Déjeuner au restaurant Hiramatsujeudi, 11 septembre 2003

Je rencontre pour déjeuner Bipin Desai, l’un des plus grands palais du monde, qui a tout bu, même l’inimaginable, et a tout retenu. Il m’entraîne au restaurant Hiramatsu, où nous prenons le menu dégustation. Quelle découverte !

Les saveurs ont des précisions diaboliques, ciselées comme les définitions d’un dictionnaire, mais surtout, chaque saveur d’accompagnement forme un tableau pastel où tout est justifié. C’est une cuisine en suggestions magiques, en évocations subtiles, où le mets de base du plat est mis à l’honneur avec respect.

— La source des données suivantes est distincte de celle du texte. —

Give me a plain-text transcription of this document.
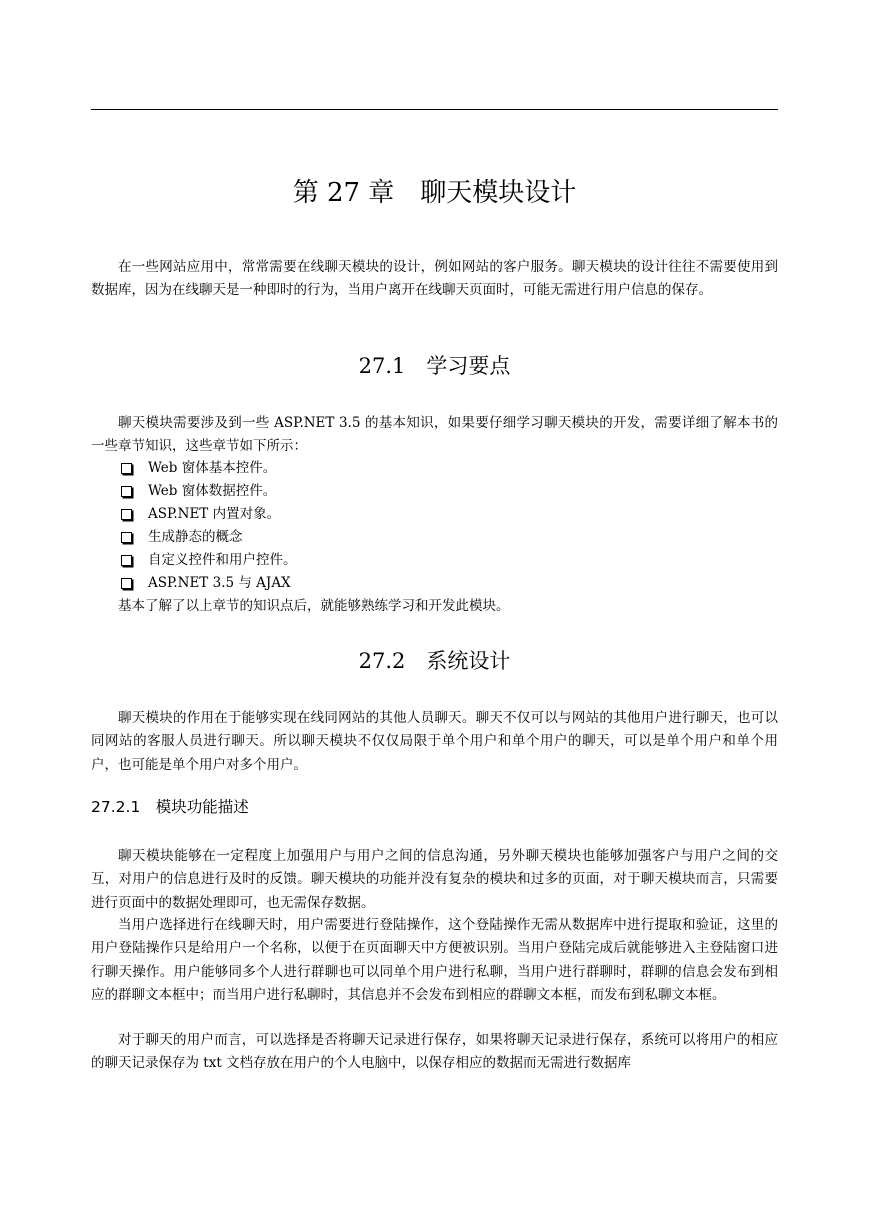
第 27 章　聊天模块设计

在一些网站应用中，常常需要在线聊天模块的设计，例如网站的客户服务。聊天模块的设计往往不需要使用到数据库，因为在线聊天是一种即时的行为，当用户离开在线聊天页面时，可能无需进行用户信息的保存。

27.1　学习要点

聊天模块需要涉及到一些 ASP.NET 3.5 的基本知识，如果要仔细学习聊天模块的开发，需要详细了解本书的一些章节知识，这些章节如下所示：

Web 窗体基本控件。
Web 窗体数据控件。
ASP.NET 内置对象。
生成静态的概念
自定义控件和用户控件。
ASP.NET 3.5 与 AJAX
基本了解了以上章节的知识点后，就能够熟练学习和开发此模块。
27.2　系统设计

聊天模块的作用在于能够实现在线同网站的其他人员聊天。聊天不仅可以与网站的其他用户进行聊天，也可以同网站的客服人员进行聊天。所以聊天模块不仅仅局限于单个用户和单个用户的聊天，可以是单个用户和单个用户，也可能是单个用户对多个用户。

27.2.1　模块功能描述

聊天模块能够在一定程度上加强用户与用户之间的信息沟通，另外聊天模块也能够加强客户与用户之间的交互，对用户的信息进行及时的反馈。聊天模块的功能并没有复杂的模块和过多的页面，对于聊天模块而言，只需要进行页面中的数据处理即可，也无需保存数据。

当用户选择进行在线聊天时，用户需要进行登陆操作，这个登陆操作无需从数据库中进行提取和验证，这里的用户登陆操作只是给用户一个名称，以便于在页面聊天中方便被识别。当用户登陆完成后就能够进入主登陆窗口进行聊天操作。用户能够同多个人进行群聊也可以同单个用户进行私聊，当用户进行群聊时，群聊的信息会发布到相应的群聊文本框中；而当用户进行私聊时，其信息并不会发布到相应的群聊文本框，而发布到私聊文本框。

对于聊天的用户而言，可以选择是否将聊天记录进行保存，如果将聊天记录进行保存，系统可以将用户的相应的聊天记录保存为 txt 文档存放在用户的个人电脑中，以保存相应的数据而无需进行数据库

Les lobes de foie gras glissent comme du beurre fondant, le rouget danse dans la bouche. C’est une cuisine d’un esthétisme rare. Le champagne de Souza brut tradition a beaucoup plu à Bipin, mais malgré sa belle sécheresse, je n’ai pas tant vibré. Le Corton Charlemagne Bonneau Du Martray 1992 mérite le respect. Grand vin, grande année. Un nez puissant, de belles choses à raconter. Sur le homard à peine cuit, ça sonne bien, mais je l’ai dix fois préféré sur le foie gras au chou. Là il excite le palais. Fort judicieusement le très compétent sommelier a apporté Le Vosne Romanée Cros Parantoux Rouget 1989 sur le rouget, à cause de la sauce au chocolat qui collait si bien à ce vin parfumé de café et de chocolat. Nous allons boire ensembleavec Bipin dans quelques jours le même vin de Rouget en 1990. Si on peut en attendre plus de puissance, j’ai particulièrement apprécié la légèreté aérienne de ce vin extraordinairement délicat, qui collait comme il convient avec une sensualité d’esthète à cette cuisine si richement évocatrice de sensations neuves. Un grand moment de saveurs excitantes. On sent une équipe qui piaffe et cherche un local digne de ses ambitions. S’ils persistent dans cette motivation tellement apparente, on peut attendre comme pour l’Astrance, d’y trouver la voie de la cuisine de demain. Les évocations sont discrètes, suggérées, et là où le charme agit, c’est qu’elles sont justifiées.